Z: On our second visit we met our friends Eric and Diana and sampled a broader array of items to share. The Tom Yum Soup is awesome! This time the chile symbol was true to its notation. The soup was not only well spiced but also packed with veggies and flavored with such addictive seasonings that I actually spooned up a second bowl.
R: We all gave the soup an instant thumbs up and agreed it was exceptional. Eric was tempted by the salads and chose the Wild Field Greens, a richly endowed array of baby lettuces, bean sprouts, sliced cucumber halves, julienne red bell peppers, sun-dried tomato strips, and large chunks of Gardein chick'un topped with a pleasantly tangy dressing. It's refreshing to find a restaurant that serves salads with much more than just a few greens.
Z: The Lasagne di Verdure called to us in a curious way. Could an Asian chef create a lasagne that really tasted Italian? When the dish arrived, we agreed it passed the first test. It really looked like lasagne and was baked in an oval ramekin and topped with a rich tomato sauce and Daiya cheese melted over the surface. The aroma was invitingly Italian.
R: I'll vouch for the flavor. If I didn't know I was in a Vietnamese restaurant, I could easily have thought Italian chefs had prepared the lasagne. Served with a hearty salad brightened with shredded carrots and accompanied with two pieces of garlic bread, it was pretty darned good Italian eating.
Z: The delectable Green Curry took a delicious but unexpected turn and came out a lovely hue of golden yellow. The supplier of the green curry base ran into a hitch and couldn't deliver. No problem though, because yellow curry came to the rescue and made a perfect sauce for the tofu chunks, bright green string beans, broccoli florets, green bell pepper chunks, and eggplant slices served with a mound of steamed brown rice on the side.
R: We didn't really expect to feast on desserts that day, but that's exactly what we did as we landed hands first into chocolate heaven. Chef Thu, an exceptional pastry chef, turns out an irresistibly moist and rich two-layer Chocolate Cake made with organic chocolate syrup. The Chocolate Almond Cake with Chocolate Frosting was also deliciously indulgent, moist, and enriched with a wealth of chocolate but needed a little boost of almond flavor to earn its name.

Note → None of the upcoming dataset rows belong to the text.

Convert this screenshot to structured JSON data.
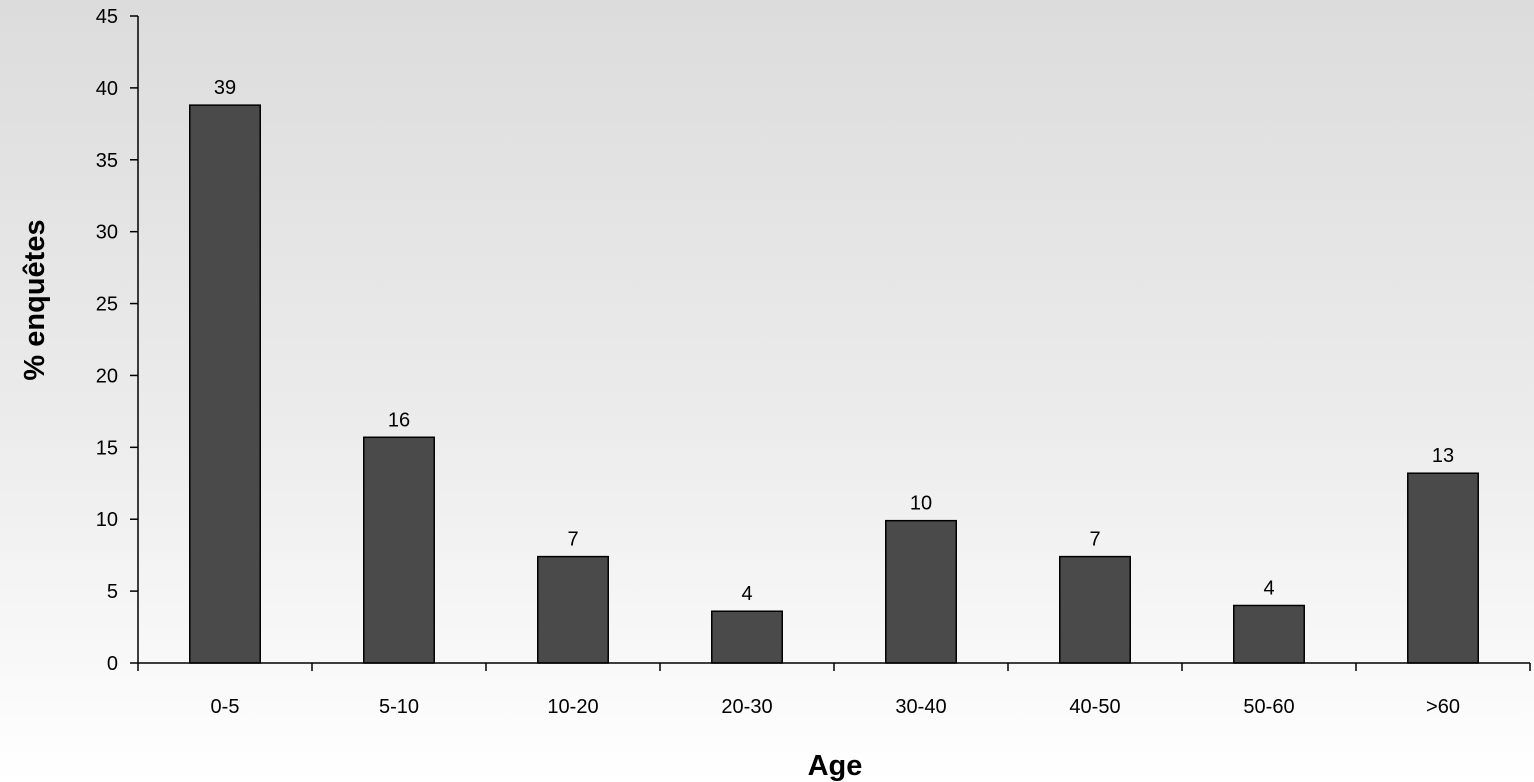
{
  "chart_data": {
    "type": "bar",
    "title": "",
    "xlabel": "Age",
    "ylabel": "% enquêtes",
    "categories": [
      "0-5",
      "5-10",
      "10-20",
      "20-30",
      "30-40",
      "40-50",
      "50-60",
      ">60"
    ],
    "values": [
      38.8,
      15.7,
      7.4,
      3.6,
      9.9,
      7.4,
      4.0,
      13.2
    ],
    "data_labels": [
      "39",
      "16",
      "7",
      "4",
      "10",
      "7",
      "4",
      "13"
    ],
    "ylim": [
      0,
      45
    ],
    "yticks": [
      "0",
      "5",
      "10",
      "15",
      "20",
      "25",
      "30",
      "35",
      "40",
      "45"
    ],
    "grid": false,
    "legend": "none",
    "colors": {
      "bar_fill": "#4a4a4a",
      "bar_stroke": "#000000",
      "axis": "#000000"
    }
  }
}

Z: As if that weren't enough, we found ourselves devouring slices of firm, creamy, satiny smooth Cheesecake drizzled with chocolate syrup and Chocolate Cheesecake with the same drizzled finishing touch. All the desserts we enjoyed are housemade and gastronomically exhilarating. Chocolate high, anyone?
R: Thuong and Thu are a well-seasoned duo and have worked at Thu's family's Green Earth vegetarian restaurants in Toronto and Ottawa. The pair has conceived a well-rounded menu that even includes burgers and sandwiches. Prices are reasonable and service is always with a smile. Street parking is plentiful and the Metro Gold Line is only a 2 1/2-block walk.
Z: Menu pricing is as follows: Appetizers $3.95 to $8.25. Soups $7.95 to $9.50. Salads $8.25 to $8.50. Main Dishes $7.95 to $11.50. Burgers $8.25 to $8.95. Desserts $4.25 to $5.50. Fresh juices and Smoothies $4.25 to $5.95.